I love that digital humanities methods and projects challenge the assumption among academics and students that all assignments must represent a “finished” product. I stress to my students that it is fine to have work in progress. After all, academics present their own work at conferences before polishing ideas into an article or book. This is the reason why I grade labs separately from the final project (which deviates slightly from the traditional PBL model). My goal is to provide students with space to grow and, I hope, to be more courageous in their final project. Students were able to use network diagrams, maps, and other elements from their labs, but they were not required to use all of them in order to preserve the element of choice that is considered key to PBL.  

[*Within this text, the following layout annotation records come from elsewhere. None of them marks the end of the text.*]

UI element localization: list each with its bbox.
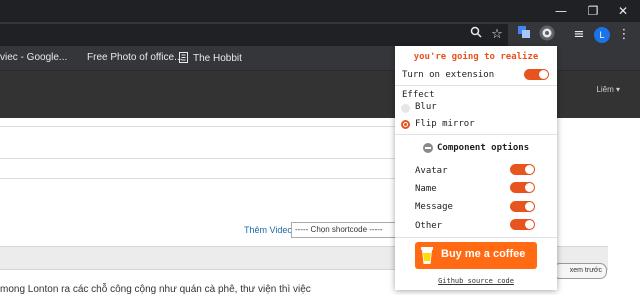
toggle-knob [525,165,534,174]
blur-radio[interactable] [401,104,410,113]
other-toggle[interactable] [510,219,535,230]
divider [395,134,557,135]
buy-coffee-label: Buy me a coffee [441,248,526,260]
bookmark-label: viec - Google... [0,52,68,63]
collapse-icon[interactable] [423,143,433,153]
profile-initial: L [594,27,610,43]
bookmark-item[interactable]: Free Photo of office... [87,52,182,63]
toggle-knob [525,202,534,211]
media-playlist-icon[interactable]: ≡ [569,25,589,45]
shortcode-select[interactable]: ----- Chọn shortcode ----- [291,222,396,238]
bookmark-label: The Hobbit [193,53,242,64]
divider [0,178,395,179]
restore-icon[interactable]: ❐ [584,2,602,20]
profile-avatar[interactable]: L [592,25,612,45]
bookmark-item[interactable]: The Hobbit [178,52,242,64]
zoom-icon[interactable] [466,25,486,45]
popup-title: you're going to realize [413,52,539,62]
effect-label: Effect [402,90,435,100]
extension-active-icon[interactable] [537,25,557,45]
turn-on-label: Turn on extension [402,70,495,80]
browser-toolbar: ☆ ≡ L ⋮ [0,22,640,48]
turn-on-toggle[interactable] [524,69,549,80]
message-option-label: Message [415,202,453,212]
bookmark-label: Free Photo of office... [87,52,183,63]
add-video-link[interactable]: Thêm Video [244,225,292,235]
message-toggle[interactable] [510,201,535,212]
minimize-icon[interactable]: — [552,2,570,20]
document-icon [178,52,189,63]
divider [395,237,557,238]
toggle-knob [525,220,534,229]
translate-extension-icon[interactable] [514,25,534,45]
browser-menu-icon[interactable]: ⋮ [614,25,634,45]
divider [0,158,395,159]
bookmark-star-icon[interactable]: ☆ [487,25,507,45]
coffee-cup-icon [421,247,433,264]
user-menu[interactable]: Liêm ▾ [596,85,620,94]
buy-coffee-button[interactable]: Buy me a coffee [415,242,537,269]
browser-titlebar: — ❐ ✕ [0,0,640,22]
blur-label[interactable]: Blur [415,102,437,112]
toggle-knob [539,70,548,79]
name-option-label: Name [415,184,437,194]
flip-mirror-radio[interactable] [401,120,410,129]
other-option-label: Other [415,221,443,231]
extension-popup: you're going to realize Turn on extensio… [395,46,557,290]
toggle-knob [525,183,534,192]
avatar-option-label: Avatar [415,166,448,176]
close-window-icon[interactable]: ✕ [614,2,632,20]
name-toggle[interactable] [510,182,535,193]
address-bar[interactable] [0,24,508,46]
divider [395,85,557,86]
preview-button[interactable]: xem trước [553,263,607,279]
flip-mirror-label[interactable]: Flip mirror [415,119,475,129]
avatar-toggle[interactable] [510,164,535,175]
component-options-label[interactable]: Component options [437,143,529,153]
bookmark-item[interactable]: viec - Google... [0,52,67,63]
divider [0,126,395,127]
github-source-link[interactable]: Github source code [395,277,557,285]
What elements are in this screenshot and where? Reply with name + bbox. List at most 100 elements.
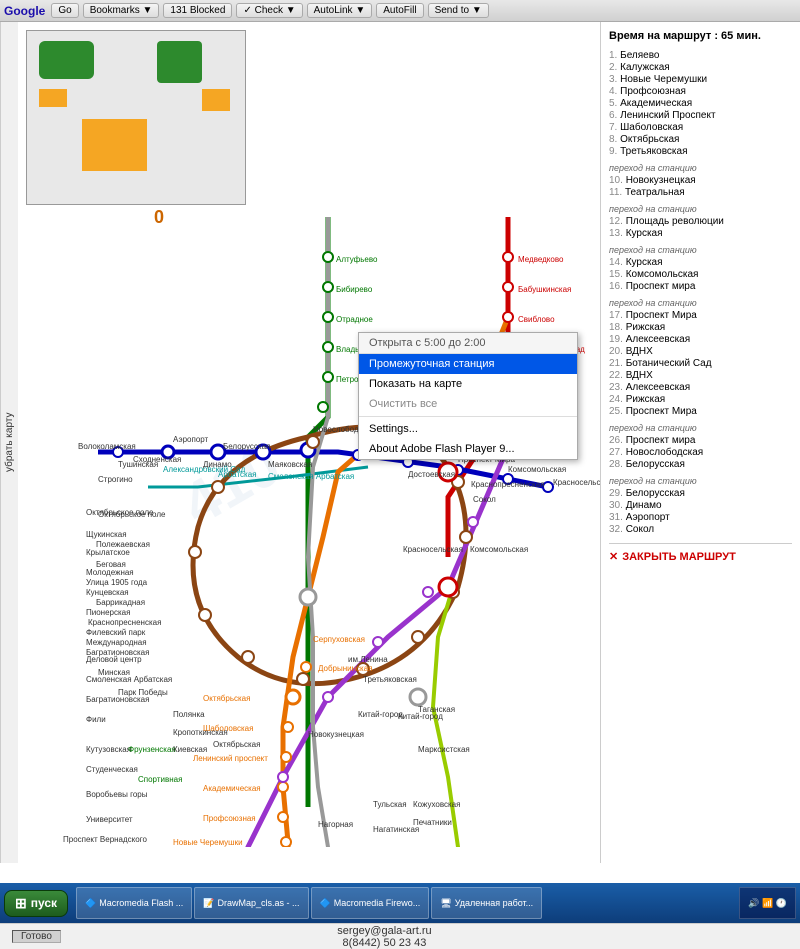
transfer5-label: переход на станцию <box>609 423 792 433</box>
svg-text:Печатники: Печатники <box>413 818 452 827</box>
svg-text:Красносельская: Красносельская <box>553 478 600 487</box>
station-27: 27. Новослободская <box>609 447 792 458</box>
fireworks-label: Macromedia Firewo... <box>334 898 421 908</box>
send-to-button[interactable]: Send to ▼ <box>428 3 489 18</box>
close-route-label: ЗАКРЫТЬ МАРШРУТ <box>622 551 736 563</box>
start-button[interactable]: ⊞ пуск <box>4 890 68 917</box>
svg-text:Аэропорт: Аэропорт <box>173 435 209 444</box>
station-12: 12. Площадь революции <box>609 216 792 227</box>
flash-label: Macromedia Flash ... <box>99 898 183 908</box>
start-label: пуск <box>31 896 57 910</box>
status-bar: Готово sergey@gala-art.ru 8(8442) 50 23 … <box>0 923 800 949</box>
station-17: 17. Проспект Мира <box>609 310 792 321</box>
station-25: 25. Проспект Мира <box>609 406 792 417</box>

Project-based learning calls for a public product for the final projects. The “Politics of Peace and Gender,” student exhibits are posted on a public Omeka site. All students were required to present their exhibit at the DigitalCSU working group research showcase in our library at the end of the semester. At the time, I hosted the site as a subdomain on my own website. I am now in the process of working with the CSU library to archive this site on their servers to ensure sustainability and to link it more clearly to the university’s Bepress site, EngagedScholarship @ CSU. Students were evaluated according to this rubric. 

As a special topics course “Politics of Peace and Gender” was cross-listed for both undergraduate and M.A. students. Each M.A. student completed the Omeka exhibit and also wrote an academic blog post. You can read Katherine Behnke’s post on Bernadette Devlin on the Peace & Change blog. It’s an excellent example of how research for the digital exhibit revealed a significant gap in the historiography of a well-known protest event.